Then they sent off just one ship first, which didn’t even manage to sell all its opium. “That was around 1770 but then over the next few years, they just grew the trade, especially in Bengal, around Patna, and they created this thing called the Opium Department, which basically controlled all the agriculture in this entire region that we call Purvanchal, which is Bihar,” Ghosh explained.
By the 1830s, the Chinese were facing a tsunami of opium coming at them. That’s why in 1839, they made an effort to shut down the opium trade. “The British attacked them saying that they could not stop buying opium. That marked the beginning of the era of narco colonialism.”

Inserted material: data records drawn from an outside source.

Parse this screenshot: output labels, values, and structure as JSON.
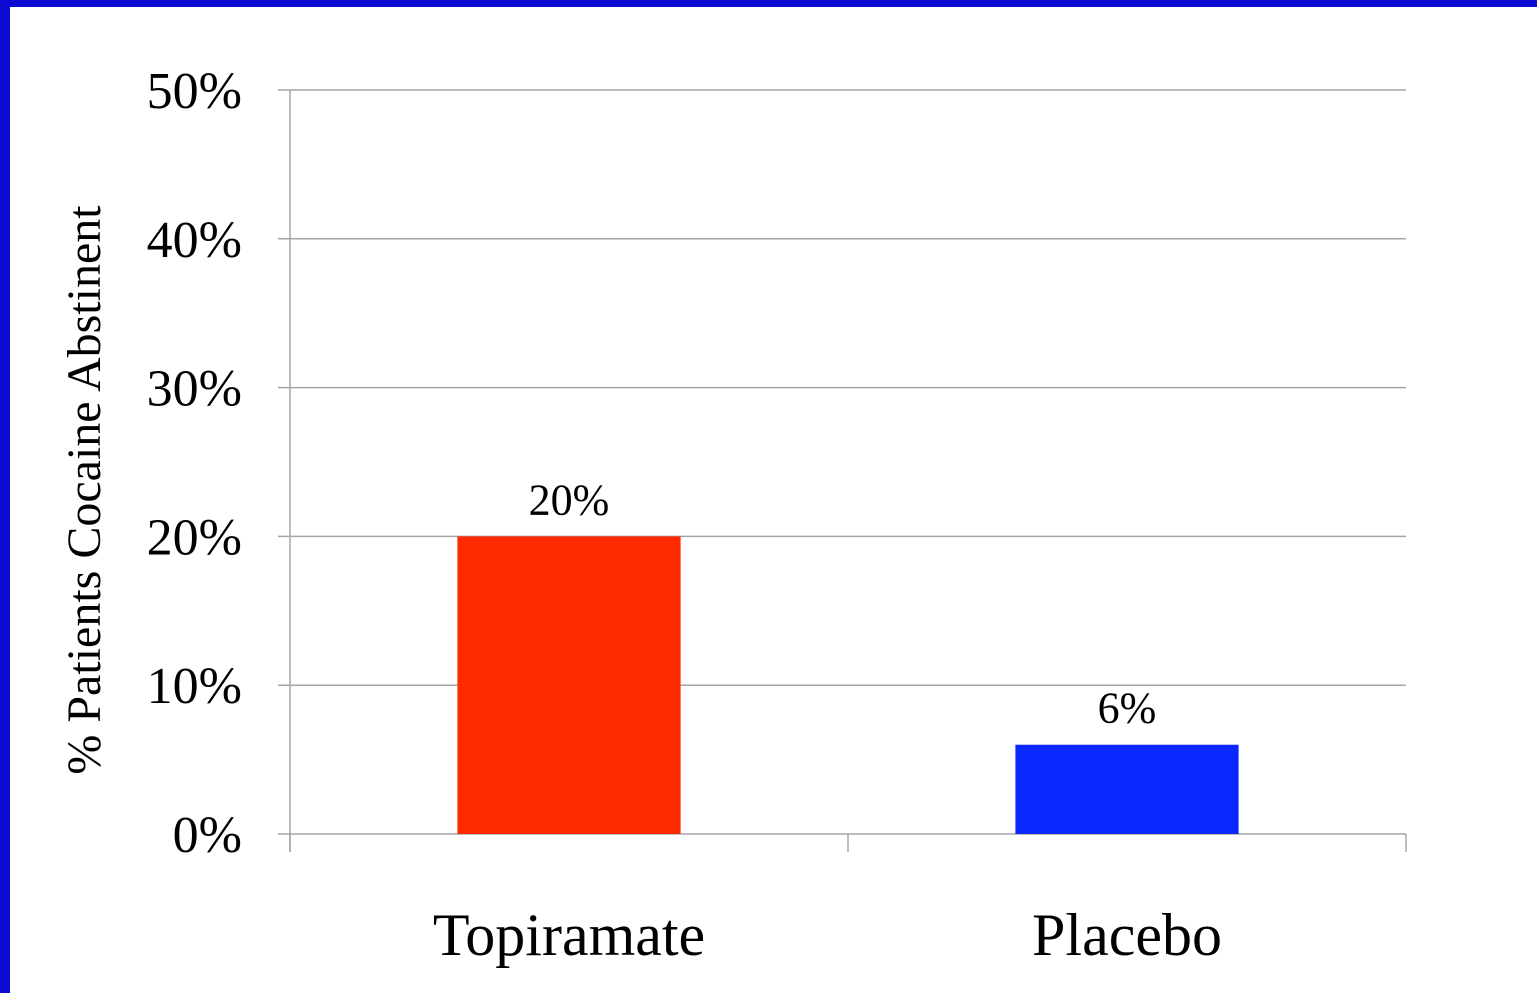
{
  "chart_data": {
    "type": "bar",
    "categories": [
      "Topiramate",
      "Placebo"
    ],
    "values": [
      20,
      6
    ],
    "data_labels": [
      "20%",
      "6%"
    ],
    "bar_colors": [
      "#ff2a00",
      "#0a28ff"
    ],
    "title": "",
    "xlabel": "",
    "ylabel": "% Patients Cocaine Abstinent",
    "ylim": [
      0,
      50
    ],
    "yticks": [
      0,
      10,
      20,
      30,
      40,
      50
    ],
    "ytick_labels": [
      "0%",
      "10%",
      "20%",
      "30%",
      "40%",
      "50%"
    ],
    "grid": true,
    "legend": "none"
  },
  "colors": {
    "frame": "#0a0ad2",
    "background": "#ffffff",
    "gridline": "#a6a6a6"
  }
}
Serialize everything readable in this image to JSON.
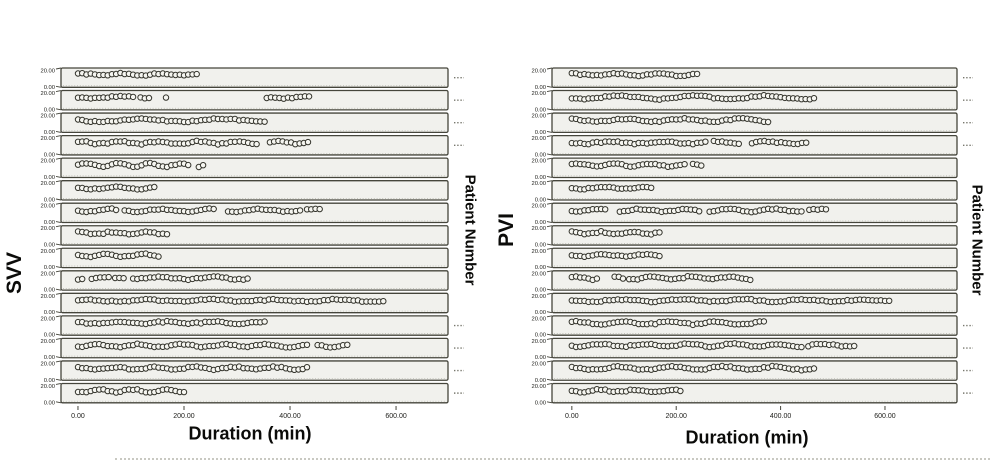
{
  "figure": {
    "background": "#ffffff",
    "description": "Two multi-panel strip plots of SVV and PVI values over anesthesia duration, one panel row per patient"
  },
  "colors": {
    "strip_fill": "#f1f1ed",
    "strip_border": "#45453b",
    "strip_inner_dotted": "#b4b4aa",
    "point_stroke": "#33332b",
    "point_fill": "#f6f6f1",
    "tick_text": "#1c1c18",
    "axis_label_text": "#0b0b09",
    "patient_tick_marks": "#78786e",
    "caption_rule": "#c9c9c2"
  },
  "chart_data": [
    {
      "type": "scatter",
      "panel": "left",
      "ylabel": "SVV",
      "right_axis_label": "Patient Number",
      "xlabel": "Duration (min)",
      "x_ticks": [
        0,
        200,
        400,
        600
      ],
      "x_tick_labels": [
        "0.00",
        "200.00",
        "400.00",
        "600.00"
      ],
      "x_range": [
        -32,
        698
      ],
      "strip_y_ticks": [
        "20.00",
        "0.00"
      ],
      "strip_y_range": [
        0,
        20
      ],
      "n_patients": 15,
      "point_step_min": 8,
      "jitter": 0.7,
      "visible_right_tick_rows": [
        1,
        2,
        3,
        4,
        12,
        13,
        14,
        15
      ],
      "series": [
        {
          "row": 1,
          "segments": [
            [
              0,
              230
            ]
          ],
          "y_base": 13.2,
          "y_amp": 0.9,
          "period": 70,
          "phase": 0.1
        },
        {
          "row": 2,
          "segments": [
            [
              0,
              108
            ],
            [
              118,
              136
            ],
            [
              166,
              170
            ],
            [
              356,
              437
            ]
          ],
          "y_base": 13.0,
          "y_amp": 1.1,
          "period": 120,
          "phase": 0.55
        },
        {
          "row": 3,
          "segments": [
            [
              0,
              352
            ]
          ],
          "y_base": 12.6,
          "y_amp": 1.6,
          "period": 150,
          "phase": 0.45
        },
        {
          "row": 4,
          "segments": [
            [
              0,
              296
            ],
            [
              305,
              343
            ],
            [
              362,
              437
            ]
          ],
          "y_base": 12.8,
          "y_amp": 1.4,
          "period": 75,
          "phase": 0.2
        },
        {
          "row": 5,
          "segments": [
            [
              0,
              212
            ],
            [
              228,
              242
            ]
          ],
          "y_base": 13.0,
          "y_amp": 1.8,
          "period": 60,
          "phase": 0.0
        },
        {
          "row": 6,
          "segments": [
            [
              0,
              145
            ]
          ],
          "y_base": 12.4,
          "y_amp": 1.0,
          "period": 80,
          "phase": 0.35
        },
        {
          "row": 7,
          "segments": [
            [
              0,
              72
            ],
            [
              88,
              258
            ],
            [
              283,
              419
            ],
            [
              432,
              462
            ]
          ],
          "y_base": 12.6,
          "y_amp": 1.3,
          "period": 95,
          "phase": 0.6
        },
        {
          "row": 8,
          "segments": [
            [
              0,
              168
            ]
          ],
          "y_base": 12.4,
          "y_amp": 1.2,
          "period": 65,
          "phase": 0.25
        },
        {
          "row": 9,
          "segments": [
            [
              0,
              155
            ]
          ],
          "y_base": 12.6,
          "y_amp": 1.4,
          "period": 70,
          "phase": 0.5
        },
        {
          "row": 10,
          "segments": [
            [
              0,
              14
            ],
            [
              26,
              58
            ],
            [
              70,
              92
            ],
            [
              104,
              325
            ]
          ],
          "y_base": 12.5,
          "y_amp": 1.2,
          "period": 100,
          "phase": 0.7
        },
        {
          "row": 11,
          "segments": [
            [
              0,
              580
            ]
          ],
          "y_base": 12.6,
          "y_amp": 1.0,
          "period": 120,
          "phase": 0.15
        },
        {
          "row": 12,
          "segments": [
            [
              0,
              353
            ]
          ],
          "y_base": 13.0,
          "y_amp": 0.9,
          "period": 90,
          "phase": 0.4
        },
        {
          "row": 13,
          "segments": [
            [
              0,
              438
            ],
            [
              452,
              510
            ]
          ],
          "y_base": 12.6,
          "y_amp": 1.4,
          "period": 80,
          "phase": 0.8
        },
        {
          "row": 14,
          "segments": [
            [
              0,
              437
            ]
          ],
          "y_base": 12.5,
          "y_amp": 1.2,
          "period": 75,
          "phase": 0.3
        },
        {
          "row": 15,
          "segments": [
            [
              0,
              202
            ]
          ],
          "y_base": 12.5,
          "y_amp": 1.5,
          "period": 65,
          "phase": 0.65
        }
      ]
    },
    {
      "type": "scatter",
      "panel": "right",
      "ylabel": "PVI",
      "right_axis_label": "Patient Number",
      "xlabel": "Duration (min)",
      "x_ticks": [
        0,
        200,
        400,
        600
      ],
      "x_tick_labels": [
        "0.00",
        "200.00",
        "400.00",
        "600.00"
      ],
      "x_range": [
        -38,
        738
      ],
      "strip_y_ticks": [
        "20.00",
        "0.00"
      ],
      "strip_y_range": [
        0,
        20
      ],
      "n_patients": 15,
      "point_step_min": 8,
      "jitter": 0.7,
      "visible_right_tick_rows": [
        1,
        2,
        3,
        4,
        12,
        13,
        14,
        15
      ],
      "series": [
        {
          "row": 1,
          "segments": [
            [
              0,
              244
            ]
          ],
          "y_base": 13.1,
          "y_amp": 0.9,
          "period": 80,
          "phase": 0.2
        },
        {
          "row": 2,
          "segments": [
            [
              0,
              466
            ]
          ],
          "y_base": 12.9,
          "y_amp": 1.8,
          "period": 140,
          "phase": 0.6
        },
        {
          "row": 3,
          "segments": [
            [
              0,
              377
            ]
          ],
          "y_base": 12.7,
          "y_amp": 1.4,
          "period": 110,
          "phase": 0.3
        },
        {
          "row": 4,
          "segments": [
            [
              0,
              263
            ],
            [
              272,
              326
            ],
            [
              345,
              453
            ]
          ],
          "y_base": 12.8,
          "y_amp": 1.1,
          "period": 100,
          "phase": 0.5
        },
        {
          "row": 5,
          "segments": [
            [
              0,
              219
            ],
            [
              232,
              252
            ]
          ],
          "y_base": 13.0,
          "y_amp": 1.3,
          "period": 70,
          "phase": 0.1
        },
        {
          "row": 6,
          "segments": [
            [
              0,
              154
            ]
          ],
          "y_base": 12.5,
          "y_amp": 0.9,
          "period": 75,
          "phase": 0.45
        },
        {
          "row": 7,
          "segments": [
            [
              0,
              64
            ],
            [
              92,
              250
            ],
            [
              264,
              442
            ],
            [
              455,
              487
            ]
          ],
          "y_base": 12.6,
          "y_amp": 1.3,
          "period": 85,
          "phase": 0.7
        },
        {
          "row": 8,
          "segments": [
            [
              0,
              173
            ]
          ],
          "y_base": 12.5,
          "y_amp": 1.2,
          "period": 60,
          "phase": 0.3
        },
        {
          "row": 9,
          "segments": [
            [
              0,
              168
            ]
          ],
          "y_base": 12.6,
          "y_amp": 1.0,
          "period": 85,
          "phase": 0.55
        },
        {
          "row": 10,
          "segments": [
            [
              0,
              48
            ],
            [
              82,
              98
            ],
            [
              110,
              345
            ]
          ],
          "y_base": 12.6,
          "y_amp": 1.4,
          "period": 75,
          "phase": 0.2
        },
        {
          "row": 11,
          "segments": [
            [
              0,
              611
            ]
          ],
          "y_base": 12.6,
          "y_amp": 1.1,
          "period": 115,
          "phase": 0.4
        },
        {
          "row": 12,
          "segments": [
            [
              0,
              373
            ]
          ],
          "y_base": 12.7,
          "y_amp": 1.4,
          "period": 90,
          "phase": 0.15
        },
        {
          "row": 13,
          "segments": [
            [
              0,
              447
            ],
            [
              453,
              543
            ]
          ],
          "y_base": 13.0,
          "y_amp": 1.4,
          "period": 85,
          "phase": 0.6
        },
        {
          "row": 14,
          "segments": [
            [
              0,
              466
            ]
          ],
          "y_base": 12.6,
          "y_amp": 1.6,
          "period": 100,
          "phase": 0.35
        },
        {
          "row": 15,
          "segments": [
            [
              0,
              211
            ]
          ],
          "y_base": 12.5,
          "y_amp": 1.2,
          "period": 70,
          "phase": 0.5
        }
      ]
    }
  ]
}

Ghosh said, “It never occurred to me that China could have had an influence on the culture that surrounded me. It happened through this one epiphanic moment when I was sitting in my study in Calcutta. Suddenly I look around me and I see the tea, which is called cha in Bengali is a Cantonese word. I look at the sugar and what’s the word for sugar? Chini. It just means Chinese. I looked around and I could see China everywhere. There’s a historical lineage behind each and every one of those. And it’s a connection to China that we don’t realize and that we completely have erased from our minds. When you delve into history and read the Chinese voices from the past, specifically the opium wars, you realize what is lost by not understanding this period of history through Chinese eyes.”

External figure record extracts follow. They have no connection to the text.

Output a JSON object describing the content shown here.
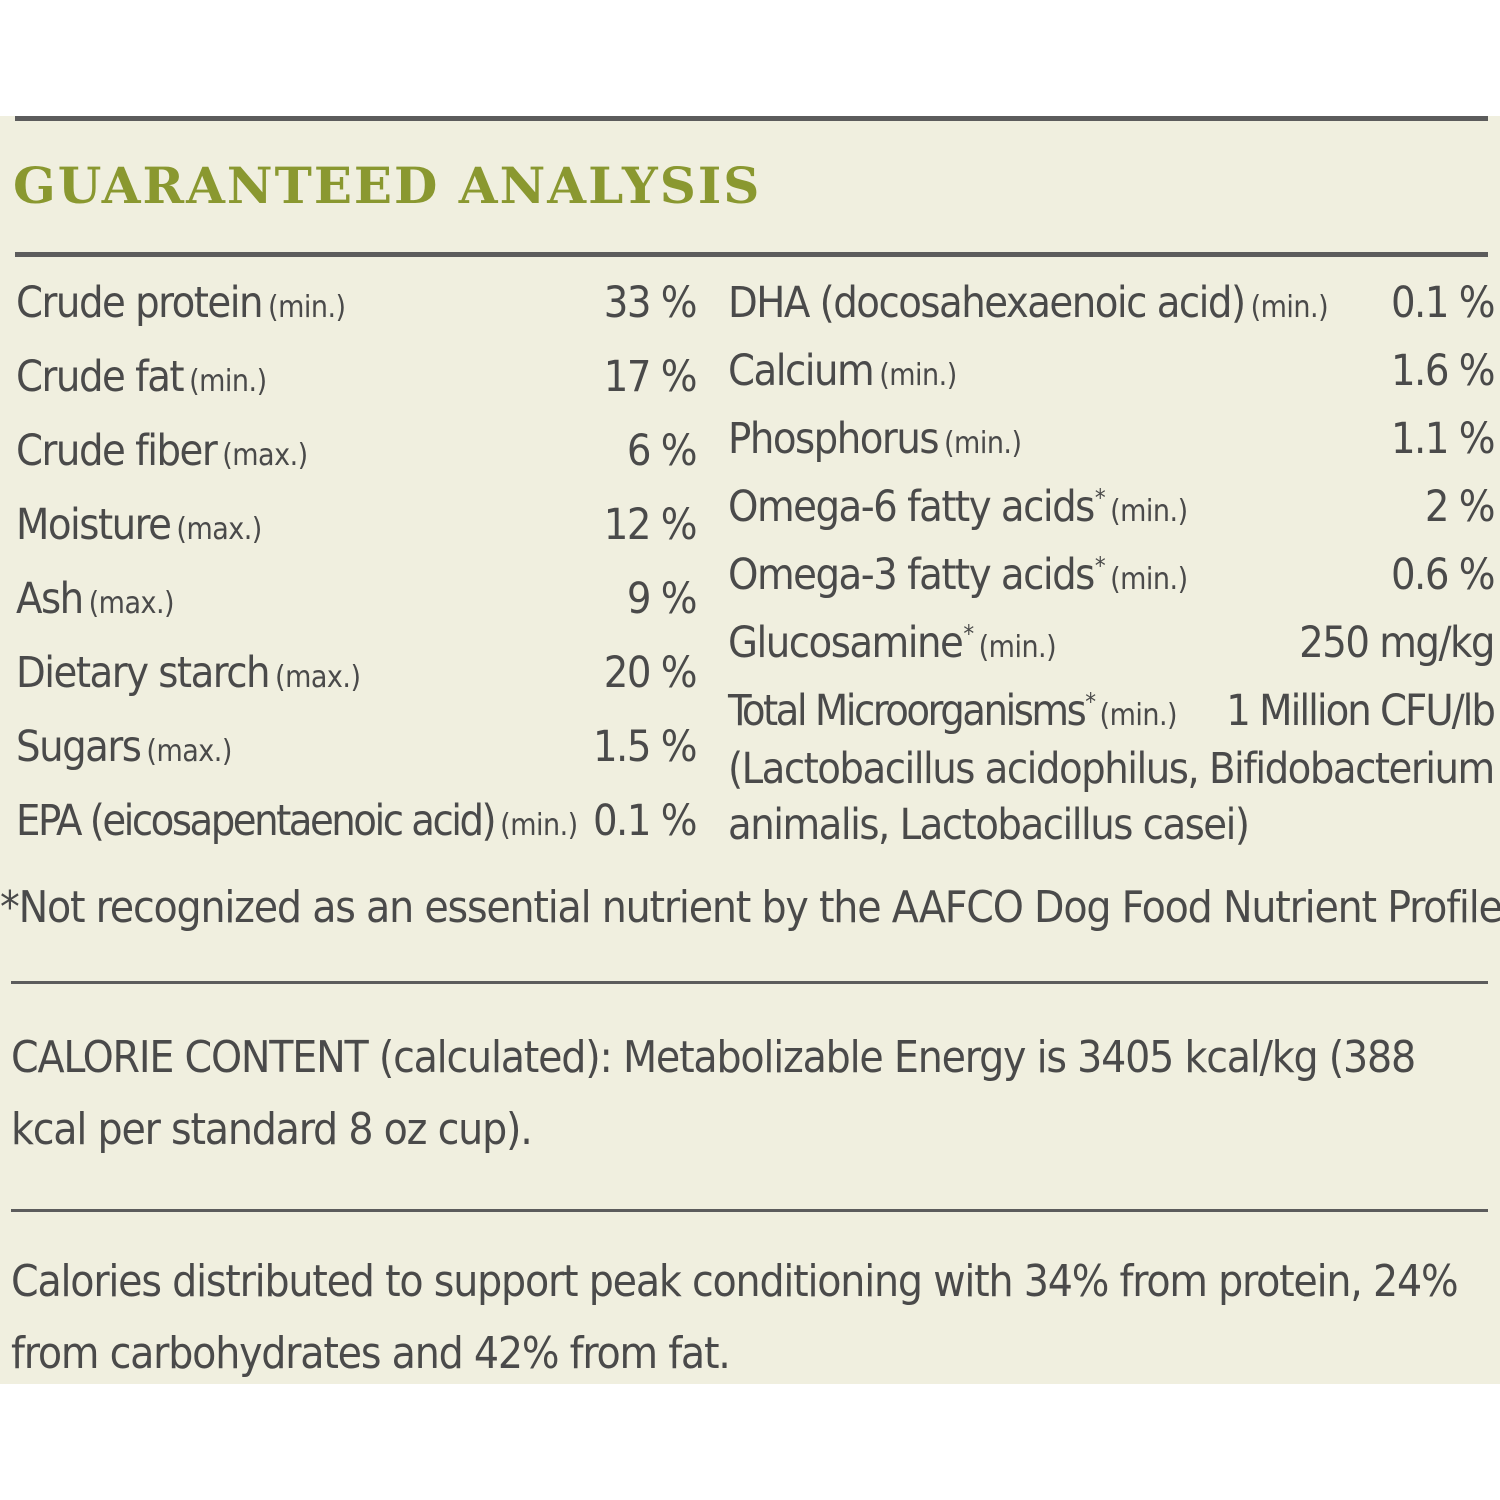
{
  "heading": "GUARANTEED ANALYSIS",
  "left_items": [
    {
      "name": "Crude protein",
      "qualifier": "(min.)",
      "value": "33 %"
    },
    {
      "name": "Crude fat",
      "qualifier": "(min.)",
      "value": "17 %"
    },
    {
      "name": "Crude fiber",
      "qualifier": "(max.)",
      "value": "6 %"
    },
    {
      "name": "Moisture",
      "qualifier": "(max.)",
      "value": "12 %"
    },
    {
      "name": "Ash",
      "qualifier": "(max.)",
      "value": "9 %"
    },
    {
      "name": "Dietary starch",
      "qualifier": "(max.)",
      "value": "20 %"
    },
    {
      "name": "Sugars",
      "qualifier": "(max.)",
      "value": "1.5 %"
    },
    {
      "name": "EPA (eicosapentaenoic acid)",
      "qualifier": "(min.)",
      "value": "0.1 %"
    }
  ],
  "right_items": [
    {
      "name": "DHA (docosahexaenoic acid)",
      "star": "",
      "qualifier": "(min.)",
      "value": "0.1 %"
    },
    {
      "name": "Calcium",
      "star": "",
      "qualifier": "(min.)",
      "value": "1.6 %"
    },
    {
      "name": "Phosphorus",
      "star": "",
      "qualifier": "(min.)",
      "value": "1.1 %"
    },
    {
      "name": "Omega-6 fatty acids",
      "star": "*",
      "qualifier": "(min.)",
      "value": "2 %"
    },
    {
      "name": "Omega-3 fatty acids",
      "star": "*",
      "qualifier": "(min.)",
      "value": "0.6 %"
    },
    {
      "name": "Glucosamine",
      "star": "*",
      "qualifier": "(min.)",
      "value": "250 mg/kg"
    },
    {
      "name": "Total Microorganisms",
      "star": "*",
      "qualifier": "(min.)",
      "value": "1 Million CFU/lb"
    }
  ],
  "microorganisms_detail": [
    "(Lactobacillus acidophilus, Bifidobacterium",
    "animalis, Lactobacillus casei)"
  ],
  "footnote": "*Not recognized as an essential nutrient by the AAFCO Dog Food Nutrient Profiles",
  "calorie_content": "CALORIE CONTENT (calculated): Metabolizable Energy is 3405 kcal/kg (388 kcal per standard 8 oz cup).",
  "calorie_distribution": "Calories distributed to support peak conditioning with 34% from protein, 24% from carbohydrates and 42% from fat."
}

“In the late 19th century, a huge international movement grew, an anti-opium movement. At that point in time, the European empires were the main sponsors of the opium trade and they were the most powerful entities on Earth. But this international movement, which included religious groups, and women’s groups was very important, and all kinds of other organizations, equivalent of NGOs at that time. They essentially managed to create so much reputational damage for the Empire that they ultimately had to come to the table and accept limitations on opium production.”
He added, “But the British, as late as 1935, built the biggest opium production opium factory in the world. It’s on the border of Rajasthan and Madhya Pradesh. The other big opium factory is in Ghazipur. This opium factory has existed since 1780 and has created more. It’s still one of the world’s biggest producers of legal opium.”
Ghosh’s book points out how the Chinese state had been desperately trying, taking measure after measure to control the illegal smuggling of opium into China. The smuggling was carried out to create dependencies and addictions in the society and to balance out the terms of the balance of trade to European advantage.” He said those measures were repeatedly thwarted and undermined by European powers with the help of Indians in many respects. Eventually, war erupted and these measures were defeated by sheer brute force, forcing open the borders so that more opium can pour into China.”
He said, “We see this exactly 100 years later right now as we speak, the entire geopolitical order of the world is changing. We can see that all around us today and it’s very, very scary. But this is the greatest geopolitical change in the last 500 years. For the first time, Western hegemony is seriously under challenge. And who knows where it will lead? Will it lead anyplace good?”